SAF has a significant role to play in the decarbonisation of long haul aviation, and pathway to Net Zero 2050.

While other technologies such as electric and hydrogen remain decades away, SAF can be used now. Today, SAF represents less than 0.1 per cent of global jet fuel volumes and fuel standards allow for just a 50 per cent SAF blend in commercial jet engines.

‘Flight 100’ will prove that the challenge of scaling up production is one of policy and investment, and industry and government must move quickly to create a thriving UK SAF industry.

As well as proving the capabilities of SAF, ‘Flight 100’ will assess how its use affects the flight’s non-carbon emissions with the support of consortium partners ICF, Rocky Mountain Institute (RMI), Imperial College London and University of Sheffield.
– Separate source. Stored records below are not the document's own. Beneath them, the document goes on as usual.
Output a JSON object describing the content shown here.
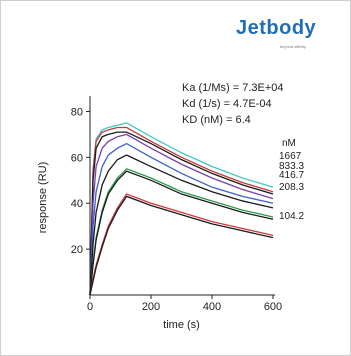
{
  "logo": {
    "name": "Jetbody",
    "tagline": "beyond affinity"
  },
  "annotations": {
    "ka": "Ka (1/Ms) = 7.3E+04",
    "kd": "Kd (1/s) = 4.7E-04",
    "KD": "KD (nM) = 6.4"
  },
  "chart_data": {
    "type": "line",
    "xlabel": "time (s)",
    "ylabel": "response (RU)",
    "xlim": [
      0,
      600
    ],
    "ylim": [
      0,
      85
    ],
    "xticks": [
      0,
      200,
      400,
      600
    ],
    "yticks": [
      20,
      40,
      60,
      80
    ],
    "grid": false,
    "legend_title": "nM",
    "association_end": 120,
    "concentrations": [
      "1667",
      "833.3",
      "416.7",
      "208.3",
      "104.2"
    ],
    "series": [
      {
        "name": "1667",
        "color": "#3fc9c9",
        "x": [
          0,
          10,
          20,
          40,
          60,
          90,
          120,
          200,
          300,
          400,
          500,
          600
        ],
        "y": [
          0,
          55,
          68,
          72,
          73,
          74,
          75,
          69,
          62,
          56,
          51,
          47
        ]
      },
      {
        "name": "1667",
        "color": "#c43a3a",
        "x": [
          0,
          10,
          20,
          40,
          60,
          90,
          120,
          200,
          300,
          400,
          500,
          600
        ],
        "y": [
          0,
          54,
          67,
          71,
          72,
          73,
          73,
          67,
          60,
          54,
          49,
          45
        ]
      },
      {
        "name": "833.3",
        "color": "#1a1a1a",
        "x": [
          0,
          10,
          20,
          40,
          60,
          90,
          120,
          200,
          300,
          400,
          500,
          600
        ],
        "y": [
          0,
          50,
          64,
          69,
          70,
          71,
          71,
          66,
          59,
          53,
          48,
          44
        ]
      },
      {
        "name": "833.3",
        "color": "#7a3fb0",
        "x": [
          0,
          10,
          20,
          40,
          60,
          90,
          120,
          200,
          300,
          400,
          500,
          600
        ],
        "y": [
          0,
          40,
          56,
          64,
          67,
          69,
          70,
          64,
          57,
          51,
          46,
          42
        ]
      },
      {
        "name": "416.7",
        "color": "#3a5fcf",
        "x": [
          0,
          10,
          20,
          40,
          60,
          90,
          120,
          200,
          300,
          400,
          500,
          600
        ],
        "y": [
          0,
          30,
          45,
          56,
          61,
          64,
          66,
          60,
          53,
          47,
          43,
          40
        ]
      },
      {
        "name": "416.7",
        "color": "#1a1a1a",
        "x": [
          0,
          10,
          20,
          40,
          60,
          90,
          120,
          200,
          300,
          400,
          500,
          600
        ],
        "y": [
          0,
          22,
          36,
          48,
          54,
          59,
          61,
          56,
          50,
          45,
          41,
          38
        ]
      },
      {
        "name": "208.3",
        "color": "#2e9a4a",
        "x": [
          0,
          10,
          20,
          40,
          60,
          90,
          120,
          200,
          300,
          400,
          500,
          600
        ],
        "y": [
          0,
          14,
          25,
          37,
          45,
          51,
          55,
          51,
          45,
          41,
          37,
          34
        ]
      },
      {
        "name": "208.3",
        "color": "#1a1a1a",
        "x": [
          0,
          10,
          20,
          40,
          60,
          90,
          120,
          200,
          300,
          400,
          500,
          600
        ],
        "y": [
          0,
          13,
          24,
          36,
          44,
          50,
          54,
          50,
          44,
          40,
          36,
          33
        ]
      },
      {
        "name": "104.2",
        "color": "#d23a3a",
        "x": [
          0,
          10,
          20,
          40,
          60,
          90,
          120,
          200,
          300,
          400,
          500,
          600
        ],
        "y": [
          0,
          7,
          13,
          22,
          30,
          38,
          44,
          40,
          36,
          32,
          29,
          26
        ]
      },
      {
        "name": "104.2",
        "color": "#1a1a1a",
        "x": [
          0,
          10,
          20,
          40,
          60,
          90,
          120,
          200,
          300,
          400,
          500,
          600
        ],
        "y": [
          0,
          6,
          12,
          21,
          29,
          37,
          43,
          39,
          35,
          31,
          28,
          25
        ]
      }
    ]
  }
}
The research will improve scientific understanding of the effects of SAF on contrails and particulates and help to implement contrail forecasts in the flight planning process.

Data and research will be shared with industry, and Virgin Atlantic will continue its involvement with contrail work through RMI’s Climate Impact Task Force, which is part-funded by Virgin Unite.

The SAF used on ‘Flight 100’ is a unique dual blend; 88 per cent HEFA (Hydroprocessed Esters and Fatty Acids) supplied by AirBP and 12 per cent SAK (Synthetic Aromatic Kerosene) supplied by Virent, a subsidiary of Marathon Petroleum Corporation.

The HEFA is made from waste fats while the SAK is made from plant sugars, with the remainder of plant proteins, oil and fibres continuing into the food chain.

SAK is needed in 100 per cent SAF blends to give the fuel the required aromatics for engine function. To achieve Net Zero 2050, the innovation and investment needed across all available feedstocks and technologies must be harnessed to maximise SAF volumes as well as continuing the research and development needed to bring new zero emission aircraft to market.

Shai Weiss, Chief Executive Officer, Virgin Atlantic, said that the ‘Flight 100’ proves that SAF can be used as a safe, drop-in replacement for fossil-derived jet fuel and it’s the only viable solution for decarbonising long haul aviation.

Richard Branson, Founder, Virgin Atlantic, said that the world will always assume something can’t be done, until you do it. The spirit of innovation is getting out there and trying to prove that we can do things better for everyone’s benefit.

Mark Harper, Transport Secretary, Department for Transport, said that today’s 100 per cent SAF powered flight shows how we can decarbonise transport both now and in the future, cutting lifecycle emissions by 70 per cent and inspiring the next generation of solutions.

Simon Burr, Group Director of Engineering, Technology & Safety, Rolls-Royce plc, said that they are incredibly proud that our Trent 1000 engines are powering the first ever widebody flight using 100 per cent SVF across the Atlantic now.

Sheila Remes, Vice President of Environmental Sustainability, Boeing, said that in 2008 Virgin Atlantic and Boeing completed the first commercial SAF test flight on a 747 and today they have accomplished yet another significant milestone utilising a 787 Dreamliner.